Physiological regulation of the CDK16/PCTAIRE-1 protein kinase and its proposed role in the brain

Cell signalling, mediated to a large extent by protein kinase phosphorylation, plays a vital role in regulation of cellular function. PCTAIRE-1 (also known as cyclin-dependent protein kinase (CDK)16), is a Ser/Thr kinase that has been implicated in many cellular processes, including cell cycle, apoptosis, insulin secretion, spermatogenesis, neurite outgrowth, and vesicle trafficking. Most recently, it has been proposed as a novel X-linked intellectual disability (XLID) gene, where loss-of-function mutations have been found in patients. The precise molecular mechanisms that regulate PCTAIRE-1 remained largely obscure, and only few substrates have been proposed with no clear functional significance and physiological role.

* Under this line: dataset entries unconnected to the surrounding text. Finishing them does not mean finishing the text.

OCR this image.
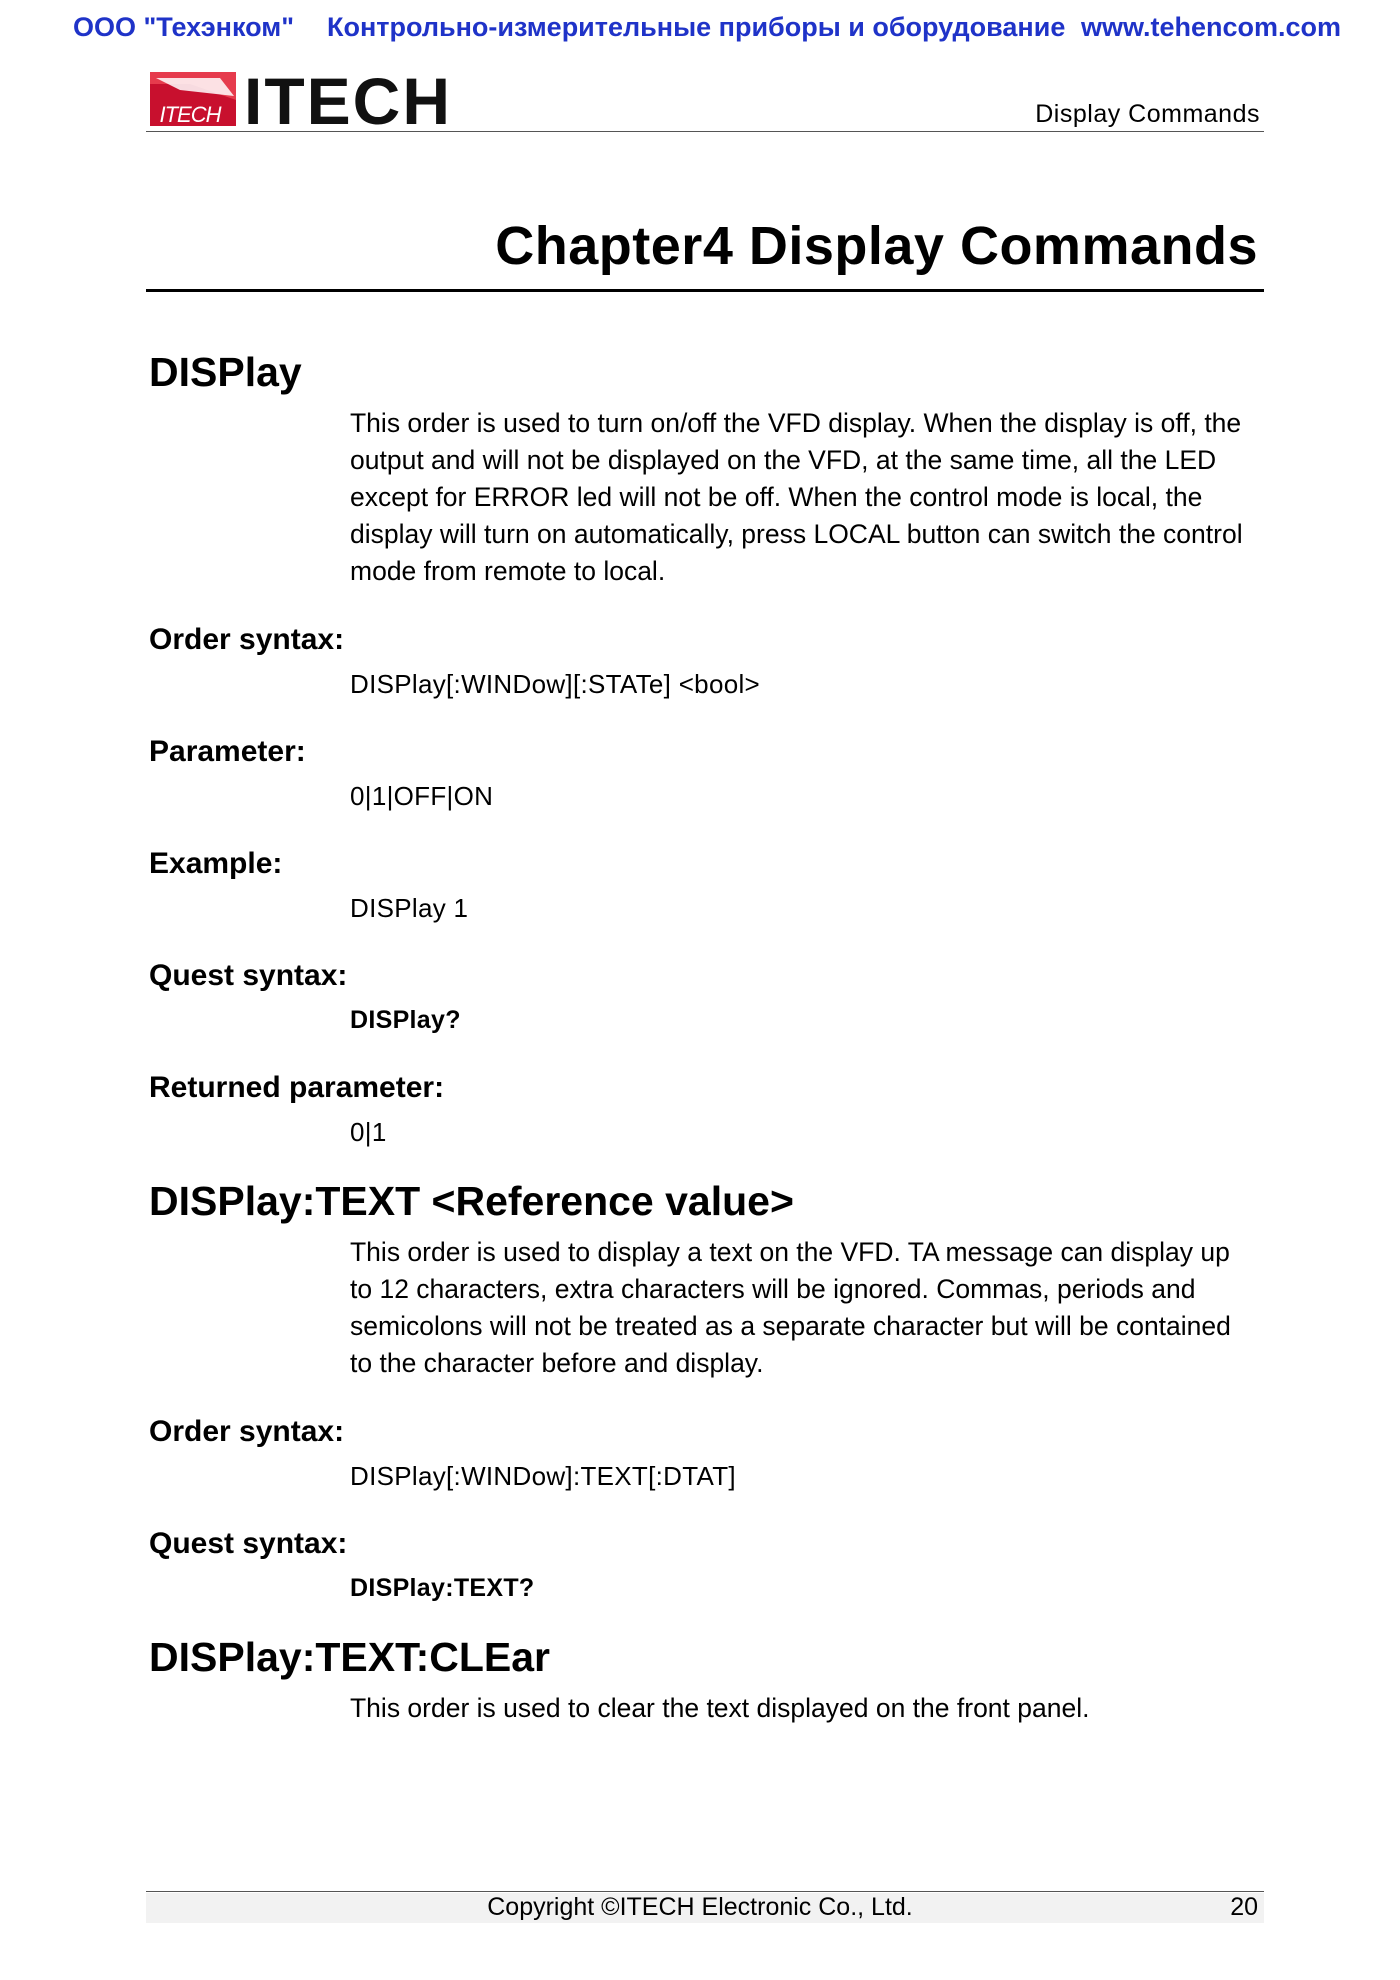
ООО "Техэнком" Контрольно-измерительные приборы и оборудование www.tehencom.com
ITECH ITECH	Display Commands
Chapter4 Display Commands
DISPlay

This order is used to turn on/off the VFD display. When the display is off, the output and will not be displayed on the VFD, at the same time, all the LED except for ERROR led will not be off. When the control mode is local, the display will turn on automatically, press LOCAL button can switch the control mode from remote to local.

Order syntax:
DISPlay[:WINDow][:STATe] <bool>
Parameter:
0|1|OFF|ON
Example:
DISPlay 1
Quest syntax:
DISPlay?
Returned parameter:
0|1
DISPlay:TEXT <Reference value>

This order is used to display a text on the VFD. TA message can display up to 12 characters, extra characters will be ignored. Commas, periods and semicolons will not be treated as a separate character but will be contained to the character before and display.

Order syntax:
DISPlay[:WINDow]:TEXT[:DTAT]
Quest syntax:
DISPlay:TEXT?
DISPlay:TEXT:CLEar

This order is used to clear the text displayed on the front panel.

Copyright ©ITECH Electronic Co., Ltd.	20
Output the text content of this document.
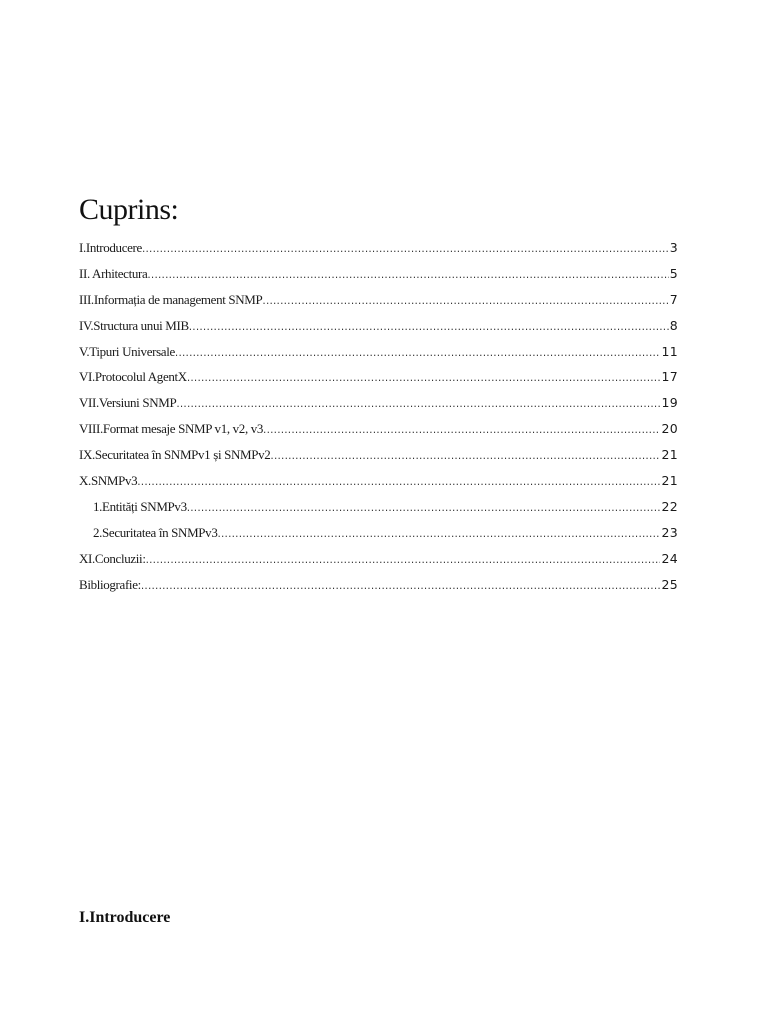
Cuprins:
I.Introducere .....	3
II. Arhitectura .....	5
III.Informația de management SNMP .....	7
IV.Structura unui MIB .....	8
V.Tipuri Universale .....	11
VI.Protocolul AgentX .....	17
VII.Versiuni SNMP .....	19
VIII.Format mesaje SNMP v1, v2, v3 .....	20
IX.Securitatea în SNMPv1 și SNMPv2 .....	21
X.SNMPv3 .....	21
1.Entități SNMPv3 .....	22
2.Securitatea în SNMPv3 .....	23
XI.Concluzii: .....	24
Bibliografie: .....	25
I.Introducere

To understand the function of PCTAIRE-1, we previously utilised a peptide library screen to determine the consensus phosphorylation motif. We showed that PCTAIRE-1 preferentially phosphorylated peptide motifs that differed from the classical CDK family substrate preference, suggesting a more distinct role for the kinase. Furthermore, we showed that cyclin Y, a novel cyclin, robustly binds and activates PCTAIRE-1 > 100-fold. In this thesis, we have identified two phosphorylation sites on cyclin Y that are essential for binding the well-known adaptor protein 14-3-3, which we propose stabilizes cyclin Y in a favourable PCTAIRE-1-binding conformation. Mutation of these sites to non-phosphorylatable Ser residues abolished PCTAIRE-1 binding and activation. Furthermore, we have cloned human PCTAIRE-1 mutants identified in XLID patients, and confirmed their failure to bind the cyclin Y-14-3-3 activating complex. In order to understand the physiological relevance of PCTAIRE-1 activity, we have utilised a chemical genetics approach that exploits the ability of an engineered PCTAIRE-1 mutant to selectively modify its substrates, allowing them to be uniquely purified. We have identified three PCTAIRE-1 substrates (AAK1, dynamin 1 and synaptojanin 1) in mouse brain that regulate crucial steps of receptor endocytosis, namely receptor binding, vesicle scission and vesicle uncoating, which are all involved in the regulation of neuronal synaptic transmission. Collectively, this thesis work has provided key molecular regulatory mechanisms and potential downstream targets of PCTAIRE-1, which has laid the foundations for future studies of the role that PCTAIRE-1 plays in specific cellular functions and physiological and pathological settings.